Once up at the top of the 3rd floor stairs, the first thing I realized was that I'd forgotten to add the teaspoon or so of 91% isopropyl alcohol to keep it workable longer. But I was too lazy to go down the basement to get the bottle and add it.
Next thing I noticed was that there seemed to be a lot more hairs and dust squiggles landing in the wet shellac than there were last Tuesday. You think maybe the vacuuming I did a few days ago didn't last till the end of the week?
Struggling with that, I got the first four or five treads done well enough. But on the fifth or sixth one down, I was reaching for the smaller brush to do the nosing, and-- out popped the Demon of Klutziness!!!!

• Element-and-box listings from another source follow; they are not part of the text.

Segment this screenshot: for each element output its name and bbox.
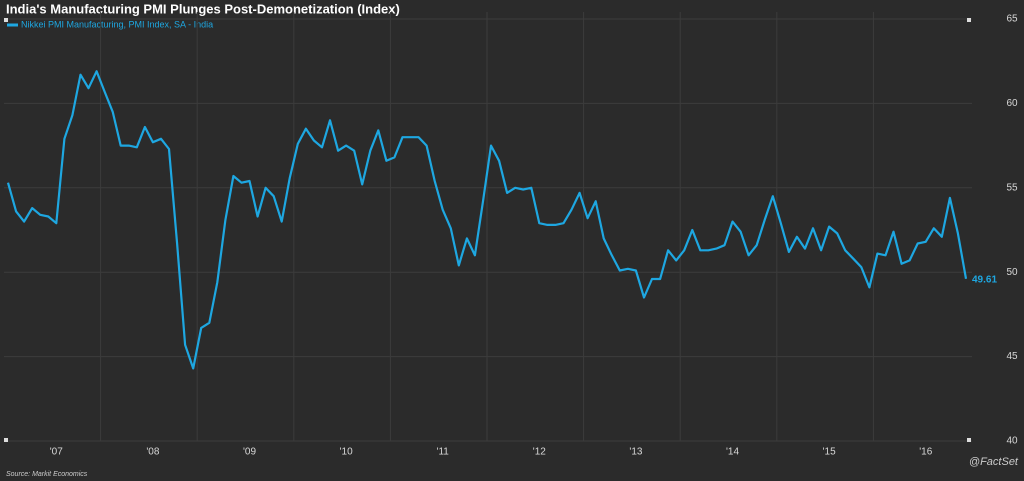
- x-tick-label: '11: [437, 447, 450, 458]
- y-tick-label: 60: [1006, 98, 1018, 109]
- chart-title: India's Manufacturing PMI Plunges Post-D…: [6, 1, 400, 16]
- x-tick-label: '07: [50, 447, 63, 458]
- x-tick-label: '08: [146, 447, 159, 458]
- corner-marker: [967, 18, 971, 22]
- y-tick-label: 45: [1006, 351, 1018, 362]
- y-tick-label: 40: [1006, 436, 1018, 447]
- corner-marker: [967, 438, 971, 442]
- y-tick-label: 65: [1006, 14, 1018, 25]
- data-line: [6, 70, 968, 370]
- x-tick-label: '15: [823, 447, 836, 458]
- credit: @FactSet: [969, 456, 1019, 468]
- x-tick-label: '14: [726, 447, 739, 458]
- value-label: 49.61: [972, 274, 997, 285]
- x-tick-label: '09: [243, 447, 256, 458]
- y-tick-label: 55: [1006, 182, 1018, 193]
- corner-marker: [4, 18, 8, 22]
- source: Source: Markit Economics: [6, 471, 88, 478]
- y-tick-label: 50: [1006, 267, 1018, 278]
- legend-label: Nikkei PMI Manufacturing, PMI Index, SA …: [21, 19, 213, 29]
- corner-marker: [4, 438, 8, 442]
- x-tick-label: '12: [533, 447, 546, 458]
- x-tick-label: '16: [919, 447, 932, 458]
- x-tick-label: '13: [629, 447, 642, 458]
- x-tick-label: '10: [340, 447, 353, 458]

No, I got careless. I jiggled something, or joggled something else, and that full container of shellac tipped over and cascaded down the stairs.
I knew it! I knew I was going to do something stupid like that!

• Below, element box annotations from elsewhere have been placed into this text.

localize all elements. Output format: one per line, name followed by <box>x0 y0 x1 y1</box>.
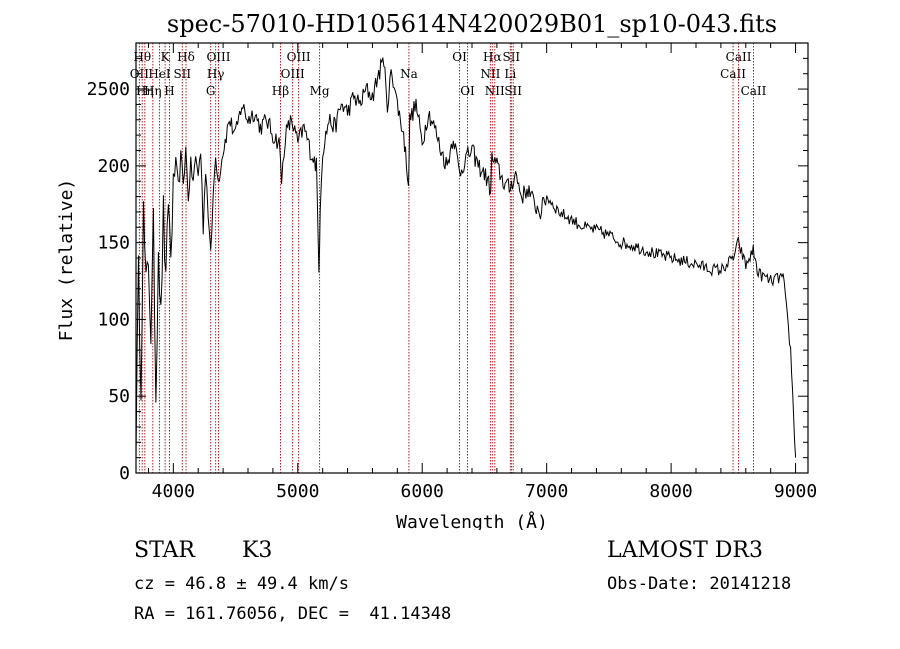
survey-name: LAMOST DR3 <box>607 538 763 563</box>
x-tick-label: 9000 <box>774 481 817 502</box>
y-axis-ticks: 0 50 100 150 200 2500 <box>87 57 808 484</box>
spectral-line-label: Hγ <box>207 67 225 81</box>
spectral-line-label: NII <box>485 84 505 98</box>
spectral-line-label: Hη <box>136 84 154 98</box>
spectrum-chart: spec-57010-HD105614N420029B01_sp10-043.f… <box>56 10 817 530</box>
spectral-line-label: CaII <box>741 84 767 98</box>
y-tick-label: 150 <box>97 233 130 254</box>
y-axis-label: Flux (relative) <box>56 179 77 342</box>
spectral-line-label: Li <box>504 67 516 81</box>
spectral-line-label: OI <box>452 50 467 64</box>
y-tick-label: 2500 <box>87 79 130 100</box>
spectral-line-label: Hη <box>144 84 162 98</box>
chart-title: spec-57010-HD105614N420029B01_sp10-043.f… <box>167 10 777 38</box>
y-tick-label: 50 <box>108 386 130 407</box>
spectral-line-label: Na <box>400 67 418 81</box>
velocity-readout: cz = 46.8 ± 49.4 km/s <box>134 574 349 594</box>
spectral-line-label: OIII <box>287 50 311 64</box>
spectral-line-label: SII <box>504 84 522 98</box>
series-layer <box>135 57 797 459</box>
x-axis-label: Wavelength (Å) <box>396 511 548 530</box>
observation-date: Obs-Date: 20141218 <box>607 574 792 594</box>
spectral-line-label: CaII <box>720 67 746 81</box>
y-tick-label: 100 <box>97 309 130 330</box>
spectral-line-label: Hβ <box>272 84 289 98</box>
spectral-line-label: HeI <box>148 67 171 81</box>
x-tick-label: 5000 <box>276 481 319 502</box>
y-tick-label: 0 <box>119 463 130 484</box>
plot-frame <box>135 42 809 474</box>
x-tick-label: 8000 <box>649 481 692 502</box>
spectral-line-label: OIII <box>281 67 305 81</box>
coordinates-readout: RA = 161.76056, DEC = 41.14348 <box>134 604 452 624</box>
spectrum-line <box>135 57 797 459</box>
spectral-line-label: K <box>161 50 171 64</box>
spectral-lines-layer: OIIHθHηHηHeIKHSIIHδGHγOIIIHβOIIIOIIIMgNa… <box>130 43 767 473</box>
x-tick-label: 4000 <box>152 481 195 502</box>
x-tick-label: 6000 <box>401 481 444 502</box>
x-tick-label: 7000 <box>525 481 568 502</box>
spectral-line-label: OIII <box>206 50 230 64</box>
spectral-line-label: Hδ <box>177 50 195 64</box>
spectral-line-label: Mg <box>310 84 330 98</box>
spectral-line-label: NII <box>480 67 500 81</box>
x-axis-ticks: 4000 5000 6000 7000 8000 9000 <box>147 43 817 502</box>
y-tick-label: 200 <box>97 156 130 177</box>
object-type: STAR <box>134 538 195 563</box>
spectral-line-label: H <box>164 84 174 98</box>
spectral-line-label: SII <box>173 67 191 81</box>
spectral-line-label: G <box>206 84 216 98</box>
spectral-line-label: SII <box>502 50 520 64</box>
spectral-line-label: OI <box>460 84 475 98</box>
spectral-line-label: Hθ <box>133 50 151 64</box>
spectral-line-label: Hα <box>483 50 502 64</box>
spectral-line-label: CaII <box>726 50 752 64</box>
spectral-subclass: K3 <box>242 538 273 563</box>
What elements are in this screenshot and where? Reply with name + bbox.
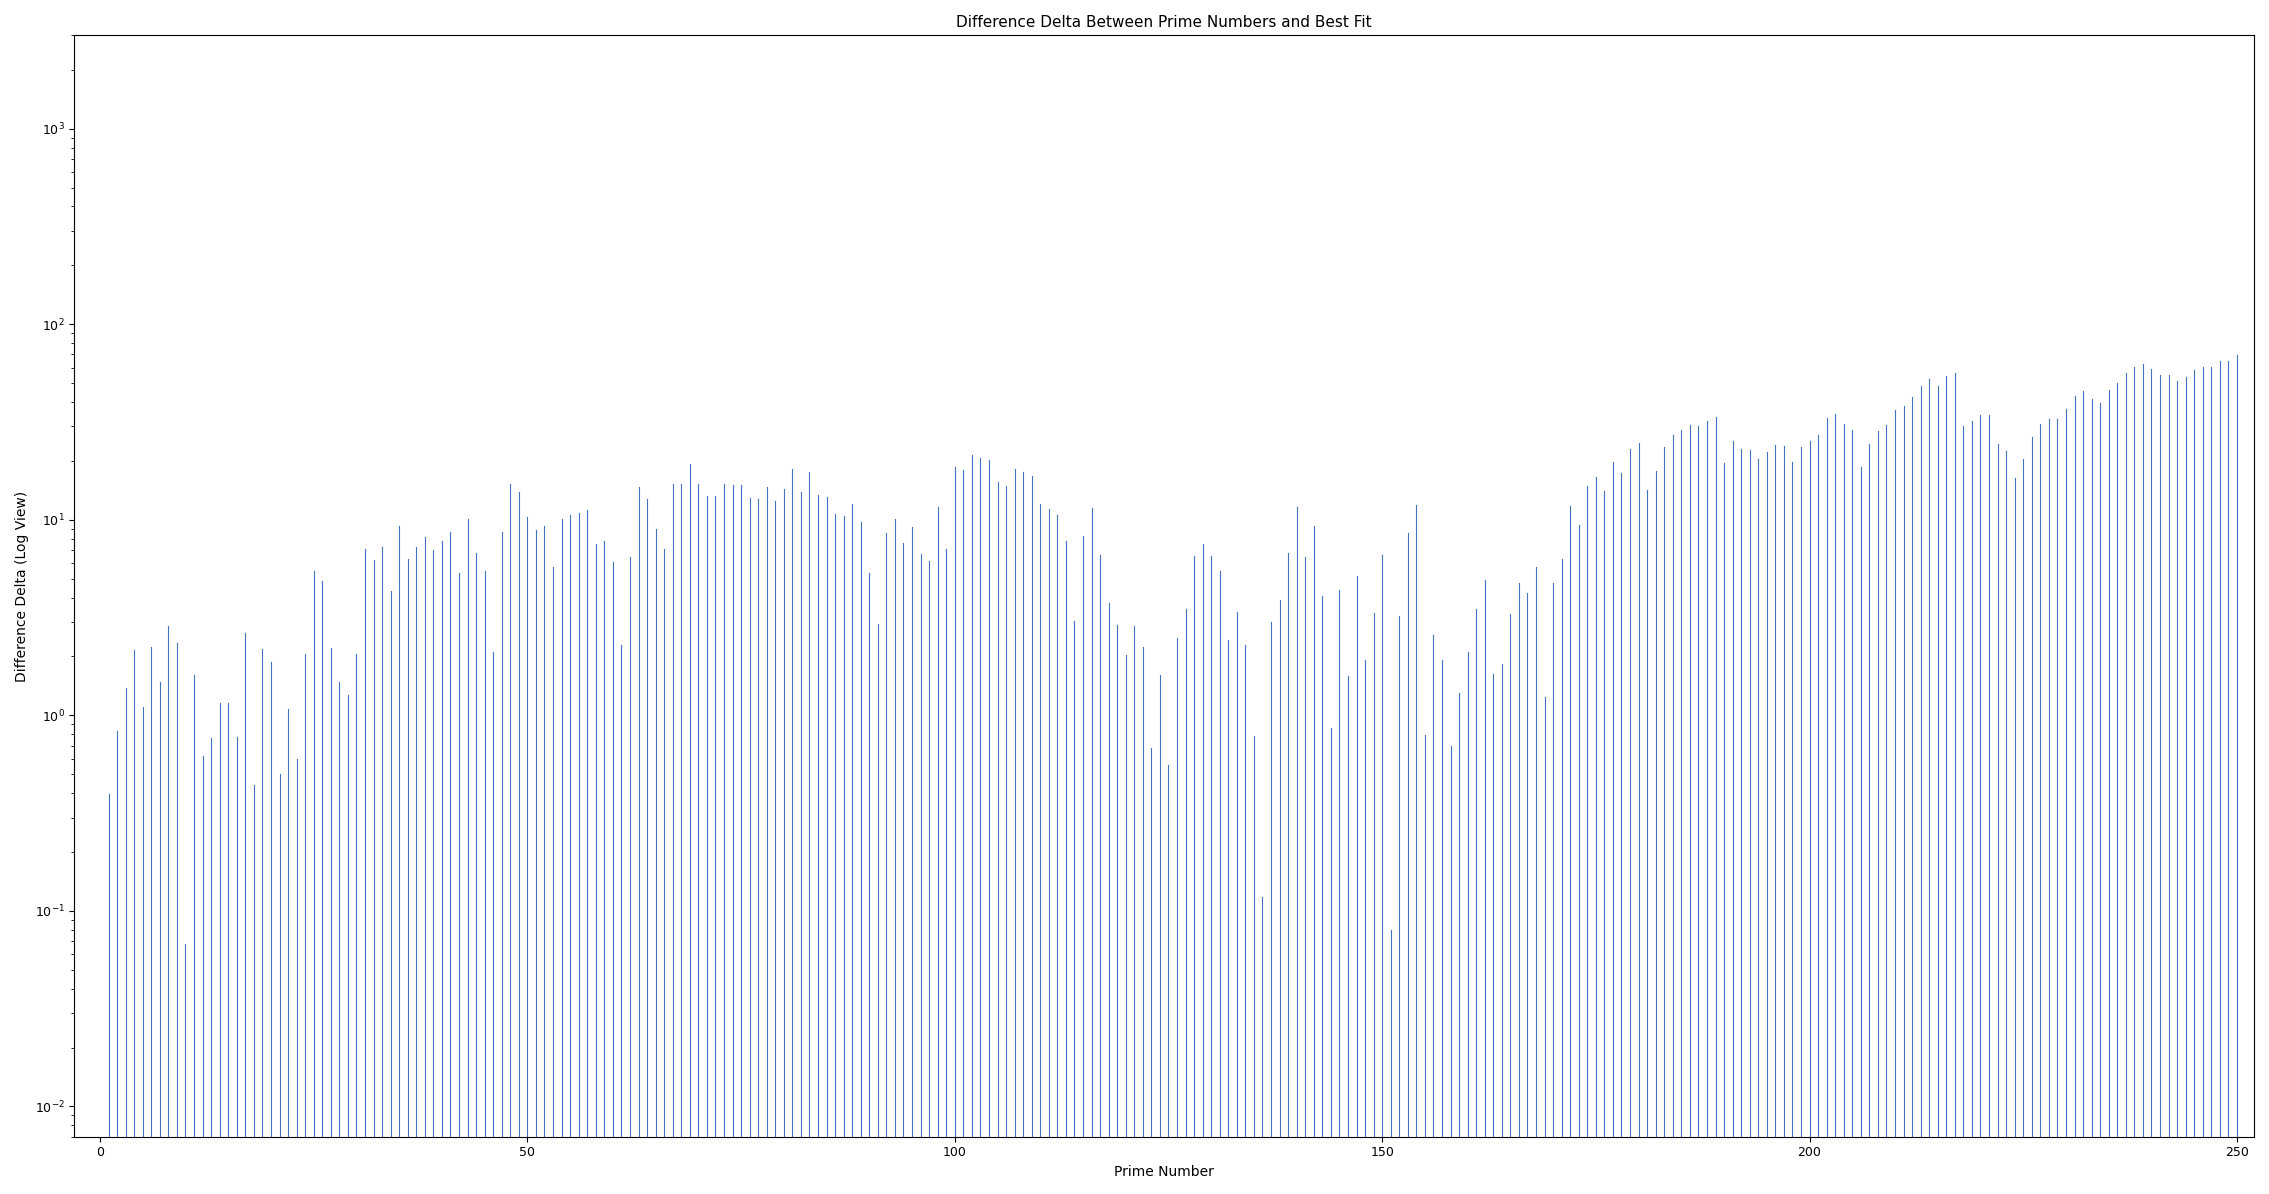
X-axis label: Prime Number: Prime Number: [1114, 1165, 1214, 1178]
Title: Difference Delta Between Prime Numbers and Best Fit: Difference Delta Between Prime Numbers a…: [955, 16, 1373, 30]
Y-axis label: Difference Delta (Log View): Difference Delta (Log View): [16, 491, 29, 682]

There was no time to wring hands, or be dramatic, or even take pictures. The river of shellac was washing over at least three treads, and I had to clean it up before the whole job on all of them was ruined.
I grabbed a clean jar I had at hand, and brushed all the runny shellac I could into it. Once that was closed and in a safe place, I quickly brushed the wet remainder over the treads that needed to be done anyway
What I didn't think of was that the lowest tread that was spilled on, the one with the least renegade shellac on it, was the one I should have brushed out first. By the time I'd dealt with the overflow and the two treads above, this one was splotchy and blotchy and too tacky to do anything with.
Yesterday noon I tackled it. Applied another coat of shellac, hoping it'd blend in as advertised. So I took a pad of sheep's wool wrapped in a piece of old T-sheet, soaked it in denatured alcohol, and rubbed off the top layer or two off. That removed the blotching.
Today I've been reapplying the coats to that tread, and I think it's to the point where my scary mishap doesn't show. Just now this evening I've got the official sixth coat on all the steps . . . which should mean I'm done with them . . . if I didn't think they really need a seventh coat to get the color I want.
We'll see how that goes. Hopefully the shellac spooks have had enough and will leave me in peace!